An Orison to Our Lord is a powerful meditational prayer-poem deeply set in traditions of affective piety felt for the incarnate, humanized Jesus. It asks a reader to identify corporeally with Jesus from his conception and birth — when “his goddede wes ihud in fleys” (line 6) — to his sweet vulnerability as a humble, submissive child. The nature of such an appeal breeds instinctive, protective affection for what is small and innocent. Then begins a sensate, increasingly brutal depiction of the Passion, which climaxes at the poem’s center, where horrific images of torture give way to a surreal subtext of sovereignty because the Crucifixion marks the moment of incarnate God’s transcendent victory. Ultimately, the speaker affirms that his faith has been deepened by this intense meditation upon Jesus as an example of supreme forbearance and patience, which he must try to match by firm belief (lines 57–58).

Composed in thirty-two couplets of irregular length, the poem has seven stanzas as indicated by colored capitals at the beginning of each. Anaphoric greetings to God unite the stanzas.
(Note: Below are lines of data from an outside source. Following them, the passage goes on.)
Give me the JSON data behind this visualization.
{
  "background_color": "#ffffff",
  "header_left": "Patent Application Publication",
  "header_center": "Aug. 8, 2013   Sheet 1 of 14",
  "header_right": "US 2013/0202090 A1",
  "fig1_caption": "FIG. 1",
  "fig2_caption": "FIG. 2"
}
Their usual form is “Jhesu, ich the grete,” causing the orison to become a salutation that hails Jesus in each stanza. Orison’s devotionalism resides empathetically in the petitioner’s sensate body. He is to imagine God in the flesh with his own flesh, meditating upon Jesus being born, raised, and then tortured. The prayer requests both bodily wellness and protection from God: “Of seorewe and sunne wite us myd isunde” (Keep us bodily whole against sorrow and sin; line 48). For further commentary on the fine craftsmanship of An Orison to Our Lord, see Fein-Children, pp. 222–23.
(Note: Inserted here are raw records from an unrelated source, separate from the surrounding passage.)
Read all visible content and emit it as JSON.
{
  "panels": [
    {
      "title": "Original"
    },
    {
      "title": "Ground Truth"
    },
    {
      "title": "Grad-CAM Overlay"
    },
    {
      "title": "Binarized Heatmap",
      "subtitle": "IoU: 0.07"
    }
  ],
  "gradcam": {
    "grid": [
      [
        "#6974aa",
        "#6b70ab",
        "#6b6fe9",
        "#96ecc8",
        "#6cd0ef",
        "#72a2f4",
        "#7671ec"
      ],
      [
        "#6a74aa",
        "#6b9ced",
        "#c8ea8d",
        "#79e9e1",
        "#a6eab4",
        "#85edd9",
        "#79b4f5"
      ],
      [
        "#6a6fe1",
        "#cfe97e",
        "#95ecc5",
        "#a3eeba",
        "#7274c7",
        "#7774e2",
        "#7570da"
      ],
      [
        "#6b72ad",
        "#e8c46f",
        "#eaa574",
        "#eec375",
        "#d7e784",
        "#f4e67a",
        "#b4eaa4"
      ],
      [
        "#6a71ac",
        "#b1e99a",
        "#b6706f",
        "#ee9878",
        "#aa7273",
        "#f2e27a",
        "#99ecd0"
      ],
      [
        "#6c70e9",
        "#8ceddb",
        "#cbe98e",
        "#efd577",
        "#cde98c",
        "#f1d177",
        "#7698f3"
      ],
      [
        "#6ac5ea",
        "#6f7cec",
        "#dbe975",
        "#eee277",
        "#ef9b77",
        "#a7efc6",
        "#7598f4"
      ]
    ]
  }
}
[Fols. 192r–193r. NIMEV 1948. DIMEV 3190. Quire: 5. Meter: 64 lines, rhyming in couplets, aa4–7, in stanzas of irregular length. Layout: Lines of irregular length, with medial and end punctuation (some looking like septenaries). A few times, two lines are copied continuously. Colored initials divide the lines into stanzas of irregular length: 8, 10, or 12 lines long. Because long lines are few, the caesureas are not indicated by spacing in this edition. Editions: Morris, pp. 139–41; Fein-Children, pp. 213–15, 222–23. Other MSS: None. Seventeenth-century transcription: Aberystwyth, National Library of Wales, MS Peniarth 120, pp. 601–17, by Welsh antiquary Edward Lluyd, Assistant Keeper (1683–1689) and Keeper (1691–1709) of the Ashmoleian Museum, Oxford (Hill-History, p. 203n1; and Hill-Part2, p. 276).]